Сажусь на кровать и поджимаю ноги, обхватываю их руками.
– Вы отдадите меня? – на глаза наворачиваются слезы. Я не хочу отсюда уезжать. Иннокентий добрый, он пытается быть хорошим для меня. Он любит меня. А в том страшном детдоме, которым так пугает врач, не будет никого хорошего.
– Нет, ни за что. Я не позволю ему тебя забрать, – мужчина садится рядом со мной на кровать и обнимает за плечи. Его руки такие горячие, и я чувствую их тепло даже через толстый свитер. Я утыкаюсь ему в плечо и тоже обнимаю. – Мы что-нибудь придумаем, ты не бойся, Маруська, ты особенная. Я чувствую, что ты еще всем нос утрешь своими способностями.
***
Кабинет Иннокентия. Я сижу на стульчике и все так же безуспешно пытаюсь сдвинуть этот глупый коробок. Напротив меня в кресле Иннокентий. Мужчина выглядит уставшим. Покрасневшие глаза, щетина. Он совсем осунулся, словно не спал несколько дней. Еще у него болит голова. Я вижу, как разлетаются красные молнии от висков.
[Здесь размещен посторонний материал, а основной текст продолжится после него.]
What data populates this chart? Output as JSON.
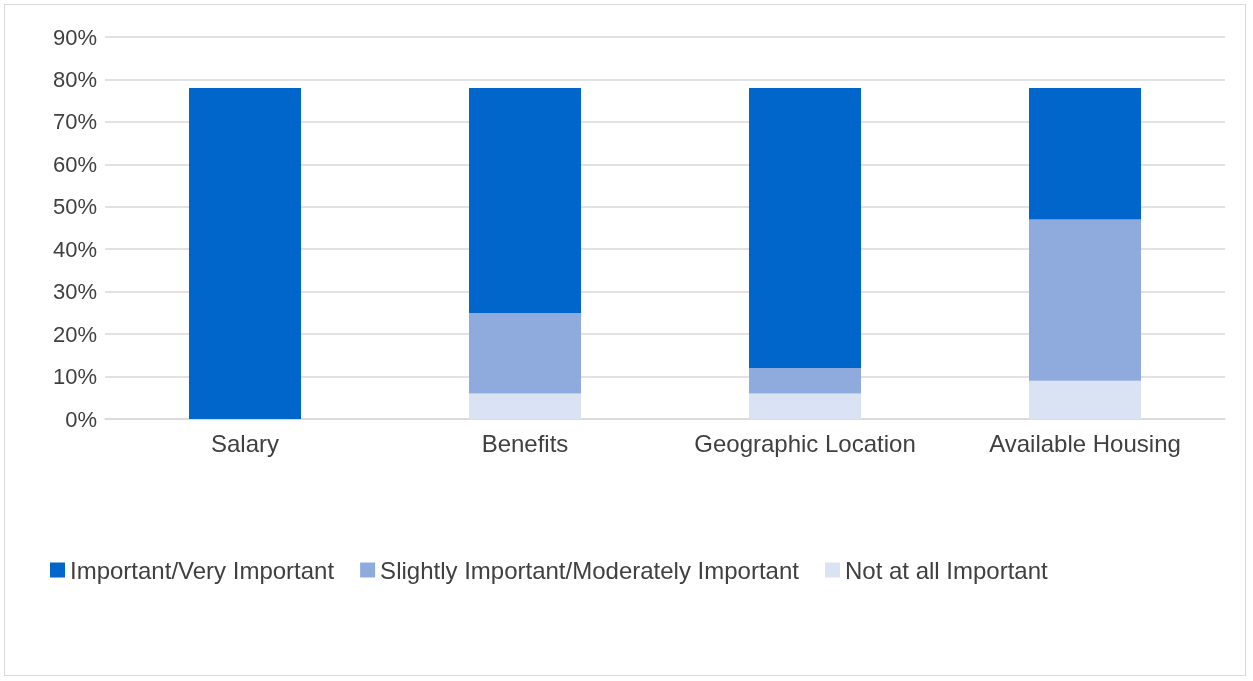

Не знаю, нужно ли говорить, что вижу боль, или не стоит.
– Иннокентий, – зову я его. Задремавший только что мужчина дергается и открывает глаза.
– Получилось? Сдвинуть получилось? – на мгновение в нем просыпается надежда. Боль отходит на второй план, Бородин даже приподнимается из кресла, но я виновато качаю головой. Мужчина сразу как будто сдувается и безнадежно падает обратно.
Ему всего-то нужно, чтобы я смогла сдвинуть коробок, хоть на миллиметр. Но у меня не получается. Все остальное не важно. Не важно, что я вижу картинки на его карточках, не важно, что вижу ауры и эмоции. Это не то. Нужно что-то существенное, чтобы оставить меня здесь.
– Может, поплобуем что-нибудь длугое? Вдлуг я умею летать? – предположение смешное, а я уже пробовала. Говорила с мальчиком, который умеет левитировать. Ему не пришлось этому учиться. Он в воздух поднимается, когда не контролирует себя. Например, во сне.
Уверенна, будь у меня такие способности, камеры в наших комнатах сняли бы это. И тогда Иннокентию не пришлось бы так из-за меня страдать.
Вообще-то все ребята попали сюда благодаря тщательному отбору. Они проходили множественные тесты, демонстрировали свои способности. И только я попала сюда по тому, что Иннокентий взял под опеку.
Он рассказал, что мои родители работали вместе с ним, а потом они погибли. И он взял меня к себе, чувствуя вину.
Я живу в интернате уже больше трех лет, но мы до сих пор не нашли во мне чего-то особенного. В четыре года большинство детей уже имеют ярко выраженные способности. Я же обычная, так все говорят. Да, умею считать, даже читаю уже по слогам, хорошо запоминаю стихи и вижу ауры. Но первые три умеют все, а научиться видеть ауры не так уж и сложно.
Иннокентий был уверен, что раз мои родители индиго, то я обязательно должна обладать какой-нибудь способностью. Но все, что я от них унаследовала это синий камушек, который я ношу не снимая. Иннокентий Алексеевич говорит, что талисман был на мне в тот день, когда он забрал меня сюда.